Requirements : Strong cloud security knowledge & experience including :
- End-to-end enterprise security processes
- Cloud security - cloud migrations & shift in security requirements, tooling & approach
- Hands-on DevOps, DevSecOps architecture & automation (critical)
- 4+ years experience in security consulting and project/program management serving cybersecurity customers.
- Complex, level 3 technical support
- Remotely diagnosing & resolving DevSecOps issues in customer environments
- Interacting with CloudPassage Engineering team with customer issue reproduction
- Experience working in a security SaaS company in a startup environment.
- Experience working with Executive and C-Level teams.
- Ability to build and maintain strong relationships with internal and external constituents.
- Excellent organization, project management, time management, and communication skills.
- Understand and document customer requirements, map to product, track & report metrics, identify up-sell and cross-sell opportunities.
- Analytical both quantitatively and qualitatively.
- Excellent verbal and written communication skills.
- Security certifications (Security +, CISSP, etc.).
Expert Technical Skills :
- Consulting and project management : documenting project charters, project plans, executing delivery management, status reporting.
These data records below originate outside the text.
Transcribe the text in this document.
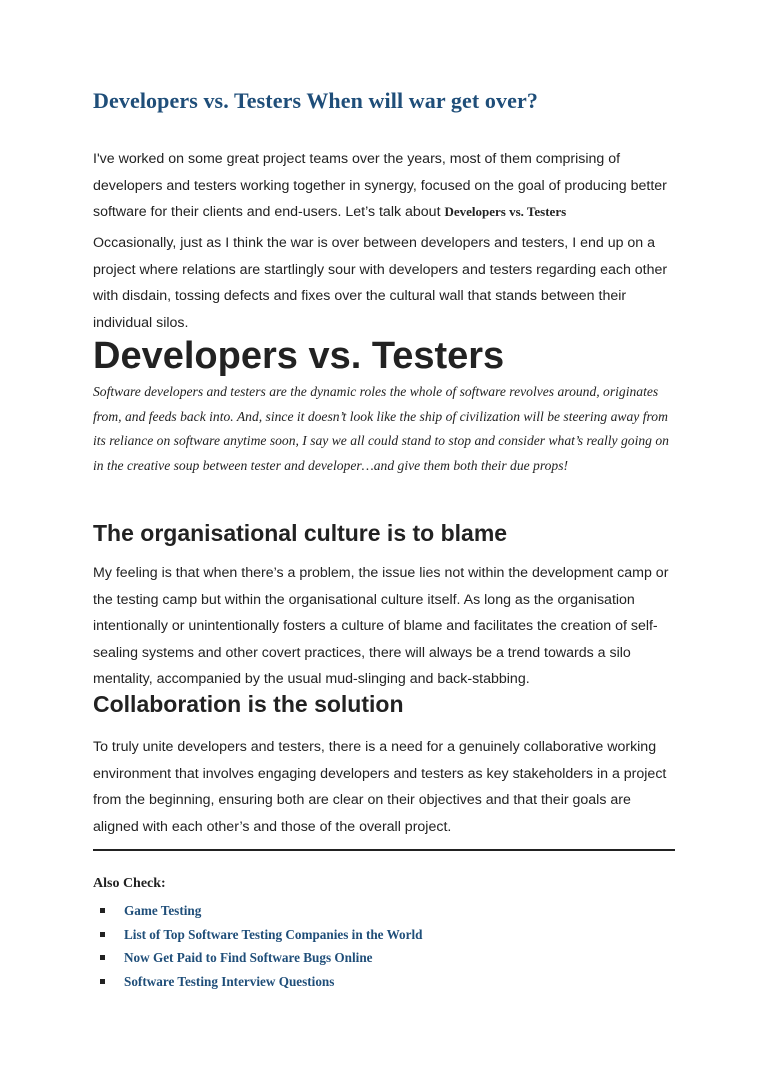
Developers vs. Testers When will war get over?

I've worked on some great project teams over the years, most of them comprising of developers and testers working together in synergy, focused on the goal of producing better software for their clients and end-users. Let’s talk about Developers vs. Testers

Occasionally, just as I think the war is over between developers and testers, I end up on a project where relations are startlingly sour with developers and testers regarding each other with disdain, tossing defects and fixes over the cultural wall that stands between their individual silos.

Developers vs. Testers

Software developers and testers are the dynamic roles the whole of software revolves around, originates from, and feeds back into. And, since it doesn’t look like the ship of civilization will be steering away from its reliance on software anytime soon, I say we all could stand to stop and consider what’s really going on in the creative soup between tester and developer…and give them both their due props!

The organisational culture is to blame

My feeling is that when there’s a problem, the issue lies not within the development camp or the testing camp but within the organisational culture itself. As long as the organisation intentionally or unintentionally fosters a culture of blame and facilitates the creation of self-sealing systems and other covert practices, there will always be a trend towards a silo mentality, accompanied by the usual mud-slinging and back-stabbing.

Collaboration is the solution

To truly unite developers and testers, there is a need for a genuinely collaborative working environment that involves engaging developers and testers as key stakeholders in a project from the beginning, ensuring both are clear on their objectives and that their goals are aligned with each other’s and those of the overall project.

Also Check:

Game Testing
List of Top Software Testing Companies in the World
Now Get Paid to Find Software Bugs Online
Software Testing Interview Questions
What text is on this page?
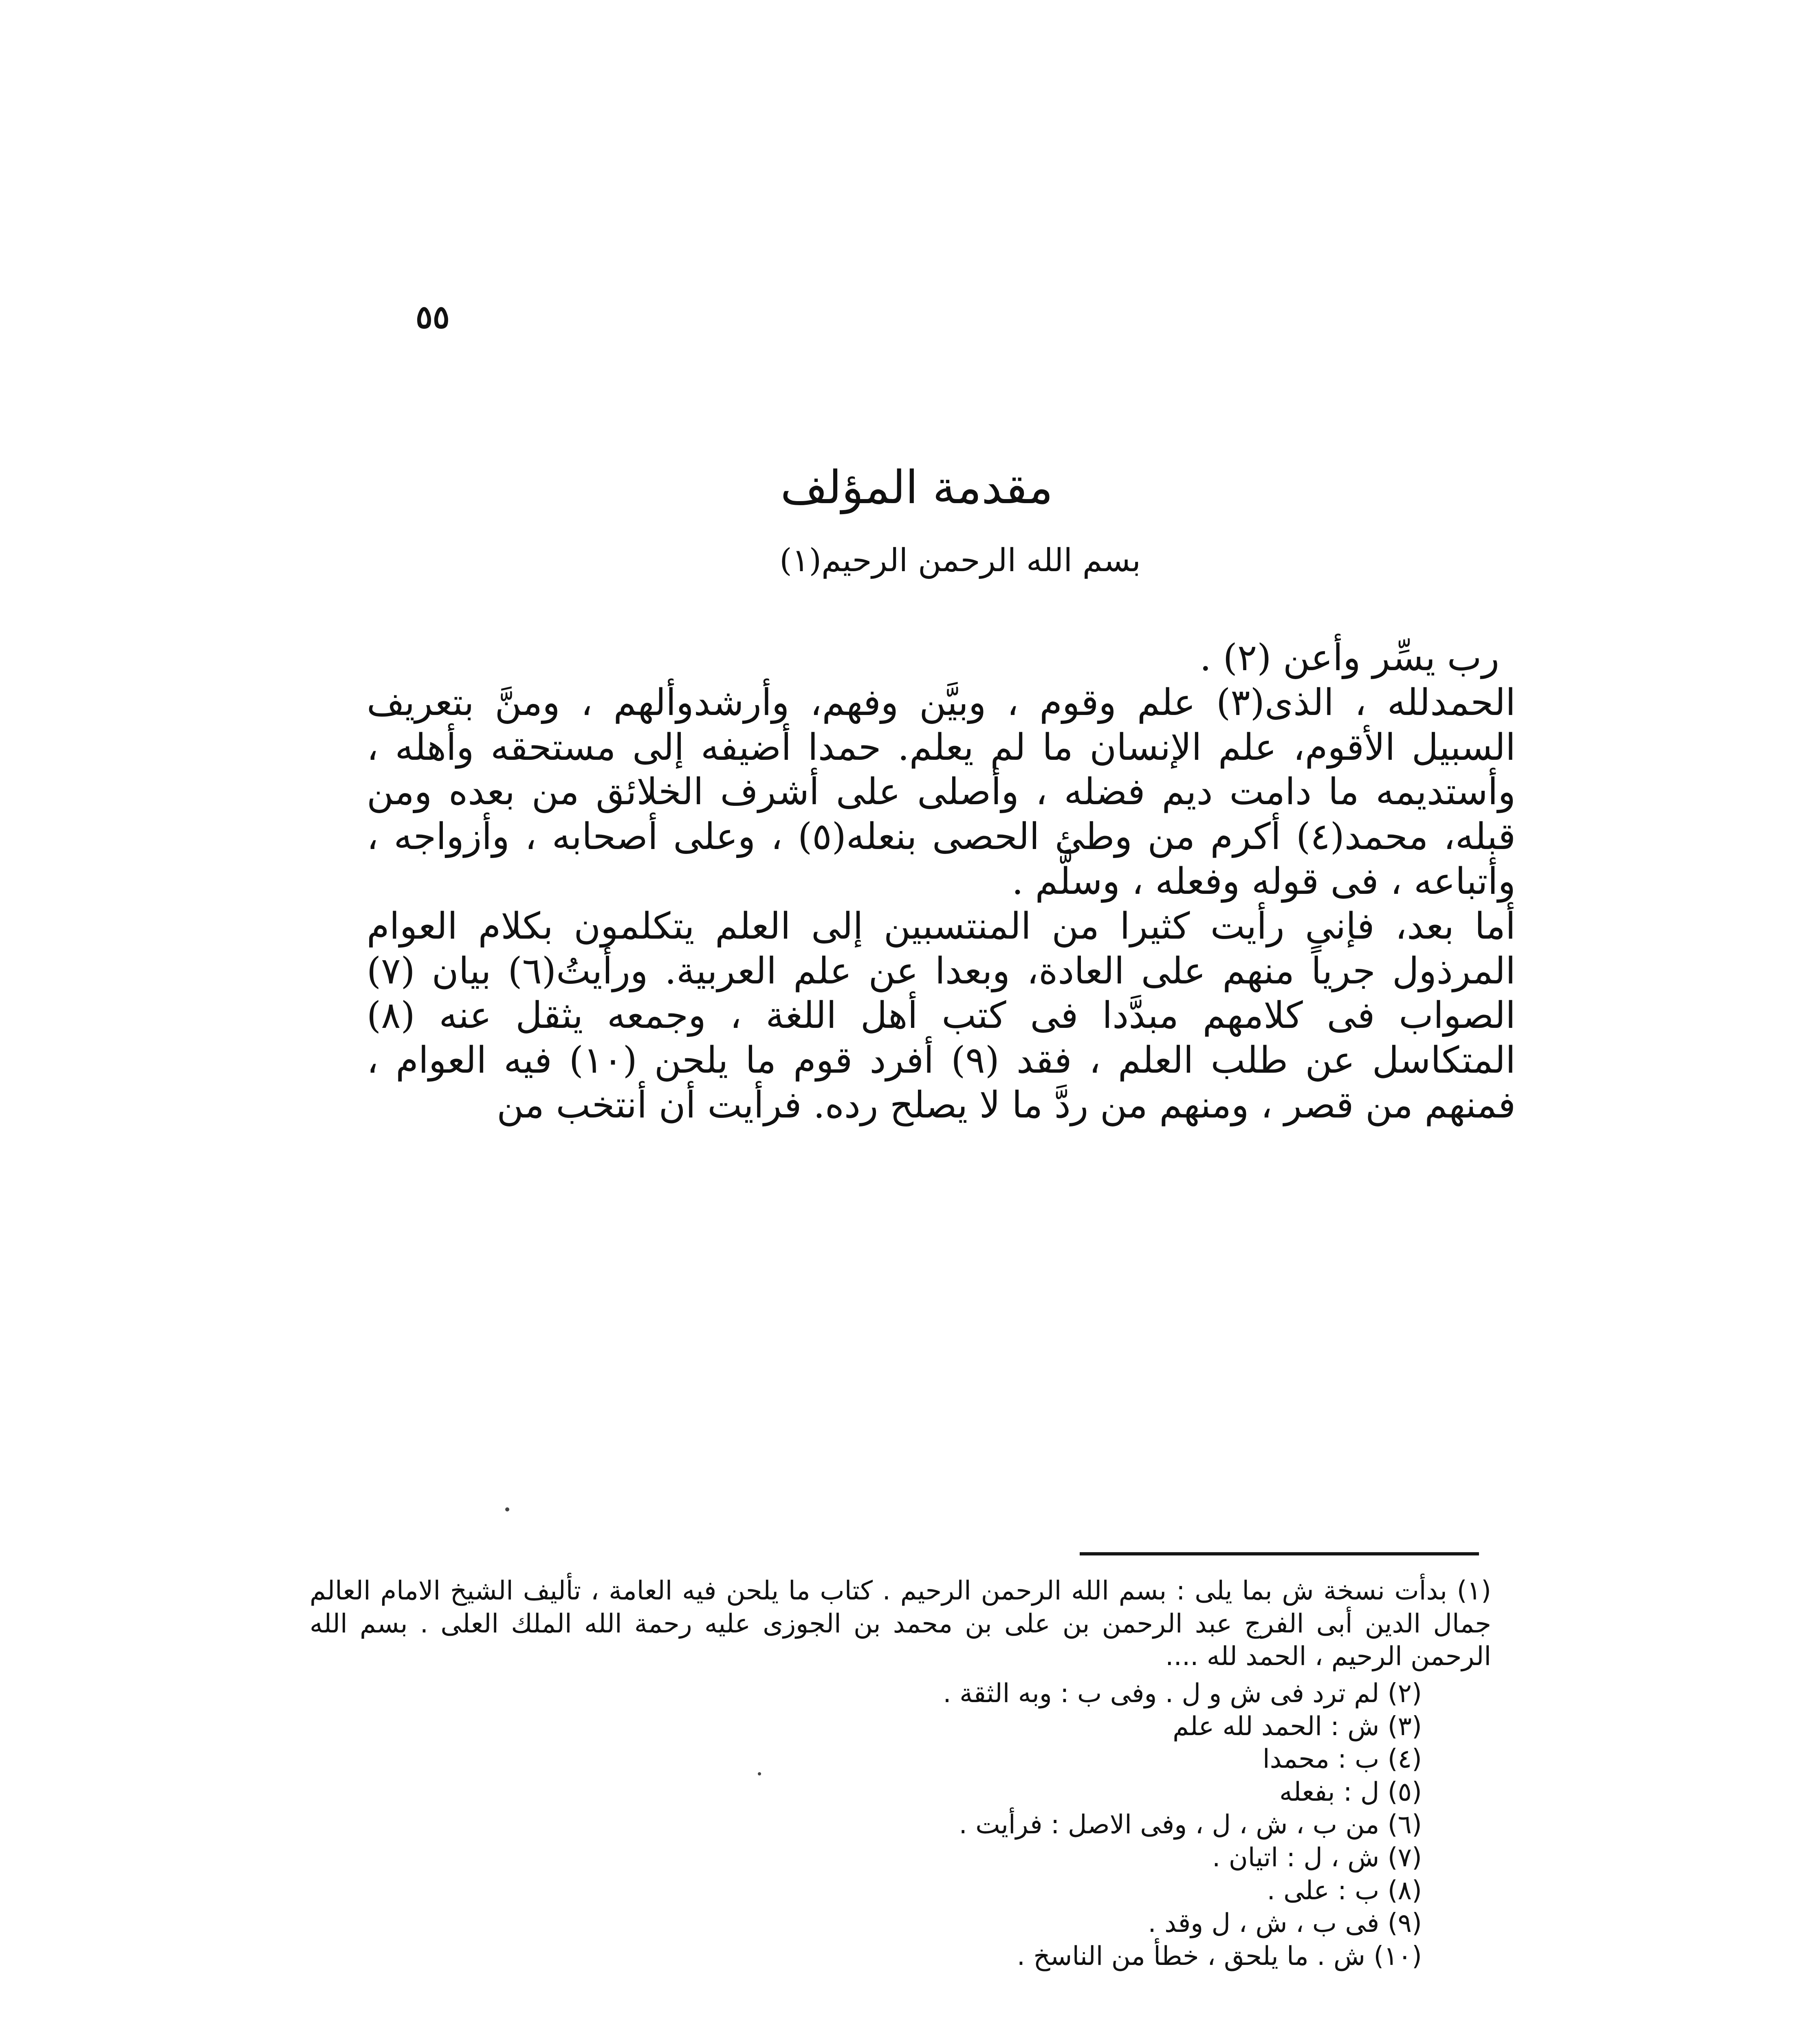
٥٥
مقدمة المؤلف
بسم الله الرحمن الرحيم(١)

رب يسِّر وأعن (٢) .

الحمدلله ، الذى(٣) علم وقوم ، وبيَّن وفهم، وأرشدوألهم ، ومنَّ بتعريف السبيل الأقوم، علم الإنسان ما لم يعلم. حمدا أضيفه إلى مستحقه وأهله ، وأستديمه ما دامت ديم فضله ، وأصلى على أشرف الخلائق من بعده ومن قبله، محمد(٤) أكرم من وطئ الحصى بنعله(٥) ، وعلى أصحابه ، وأزواجه ، وأتباعه ، فى قوله وفعله ، وسلَّم .

أما بعد، فإنى رأيت كثيرا من المنتسبين إلى العلم يتكلمون بكلام العوام المرذول جرياً منهم على العادة، وبعدا عن علم العربية. ورأيتُ(٦) بيان (٧) الصواب فى كلامهم مبدَّدا فى كتب أهل اللغة ، وجمعه يثقل عنه (٨) المتكاسل عن طلب العلم ، فقد (٩) أفرد قوم ما يلحن (١٠) فيه العوام ، فمنهم من قصر ، ومنهم من ردَّ ما لا يصلح رده. فرأيت أن أنتخب من

(١) بدأت نسخة ش بما يلى : بسم الله الرحمن الرحيم . كتاب ما يلحن فيه العامة ، تأليف الشيخ الامام العالم جمال الدين أبى الفرج عبد الرحمن بن على بن محمد بن الجوزى عليه رحمة الله الملك العلى . بسم الله الرحمن الرحيم ، الحمد لله ....

(٢) لم ترد فى ش و ل . وفى ب : وبه الثقة .
(٣) ش : الحمد لله علم
(٤) ب : محمدا
(٥) ل : بفعله
(٦) من ب ، ش ، ل ، وفى الاصل : فرأيت .
(٧) ش ، ل : اتيان .
(٨) ب : على .
(٩) فى ب ، ش ، ل وقد .
(١٠) ش . ما يلحق ، خطأ من الناسخ .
Executive-level presentation skills.
- Security best practices expertise : software vulnerabilities, configuration management, intrusion detection, file integrity.
- System administration (including Linux and Windows) of cloud environments : AWS, Azure, GCP; strong networking/proxy skills.
Proficient Technical Skills :
- Configuration/Orchestration (Chef, Puppet, Ansible, SaltStack, CloudFormation, Terraform).
- CI/CD processes and environments.
Familiar Technical Skills & Knowledge : Python scripting & REST API's, Docker containers, Zendesk & JIRA.